Stuttgart High School is a public secondary school for students in grades 7 through 12 located in Stuttgart, Arkansas. The high school is administered by the Stuttgart Public Schools. It is located at the intersection of 22nd Street and Buerkle Road.

Its attendance area includes the unincorporated area of Casscoe.

== Academics ==
Students follow the Smart Core curriculum developed by the Arkansas Department of Education (ADE). Students complete regular (core and career focus) courses and exams and may select Advanced Placement (AP) coursework and exams that provide an opportunity to receive college credit.

Since 1998, Stuttgart has participated in the EAST Initiative.

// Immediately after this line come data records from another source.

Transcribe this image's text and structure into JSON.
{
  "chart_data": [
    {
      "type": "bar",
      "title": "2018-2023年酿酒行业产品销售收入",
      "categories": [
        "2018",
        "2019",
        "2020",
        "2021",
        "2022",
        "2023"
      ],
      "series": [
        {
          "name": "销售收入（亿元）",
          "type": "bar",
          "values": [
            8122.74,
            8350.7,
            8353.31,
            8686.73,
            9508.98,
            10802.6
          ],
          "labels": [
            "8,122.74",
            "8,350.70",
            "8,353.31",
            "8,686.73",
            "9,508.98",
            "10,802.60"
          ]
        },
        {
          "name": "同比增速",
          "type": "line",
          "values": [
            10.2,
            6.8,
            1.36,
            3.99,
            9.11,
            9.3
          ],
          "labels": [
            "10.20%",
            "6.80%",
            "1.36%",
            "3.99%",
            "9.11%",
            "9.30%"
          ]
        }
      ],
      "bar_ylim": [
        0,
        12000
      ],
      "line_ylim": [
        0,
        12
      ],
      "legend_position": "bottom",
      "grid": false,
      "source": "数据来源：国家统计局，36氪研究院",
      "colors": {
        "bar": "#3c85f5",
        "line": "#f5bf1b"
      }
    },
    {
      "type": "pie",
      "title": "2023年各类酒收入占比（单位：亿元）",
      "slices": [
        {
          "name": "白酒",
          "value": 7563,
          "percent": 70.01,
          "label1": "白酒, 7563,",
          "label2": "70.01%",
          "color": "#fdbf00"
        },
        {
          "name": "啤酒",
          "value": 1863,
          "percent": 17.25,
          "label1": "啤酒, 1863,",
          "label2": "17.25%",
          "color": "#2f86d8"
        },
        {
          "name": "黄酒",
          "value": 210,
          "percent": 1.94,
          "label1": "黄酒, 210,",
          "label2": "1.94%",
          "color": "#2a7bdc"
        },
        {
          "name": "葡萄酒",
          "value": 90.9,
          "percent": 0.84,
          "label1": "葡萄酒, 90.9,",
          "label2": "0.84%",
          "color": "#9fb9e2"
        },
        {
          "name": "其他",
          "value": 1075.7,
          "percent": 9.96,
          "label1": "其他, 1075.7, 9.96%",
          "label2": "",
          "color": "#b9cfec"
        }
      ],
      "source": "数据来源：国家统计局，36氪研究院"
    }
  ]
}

== Extracurricular activities ==
The Stuttgart High School mascot and athletic emblem is the Ricebird with maroon and white serving as the school colors.

=== Athletics ===
The Stuttgart Ricebirds compete in the 4A District 2 Conference in the 4A classification as administered by the Arkansas Activities Association in interscholastic activities and sports such as: football, basketball, baseball, golf, cheerleading, soccer, softball, track & field, bowling and tennis.
- Football: The Ricebirds football team are 8-time state football champions (1949, 1952, 1960 AP, 1970, 1975, 1982, 2002, 2012).
- Basketball: The boys basketball squad are 4-time state basketball champions (1914, 1915, 1992, 2009).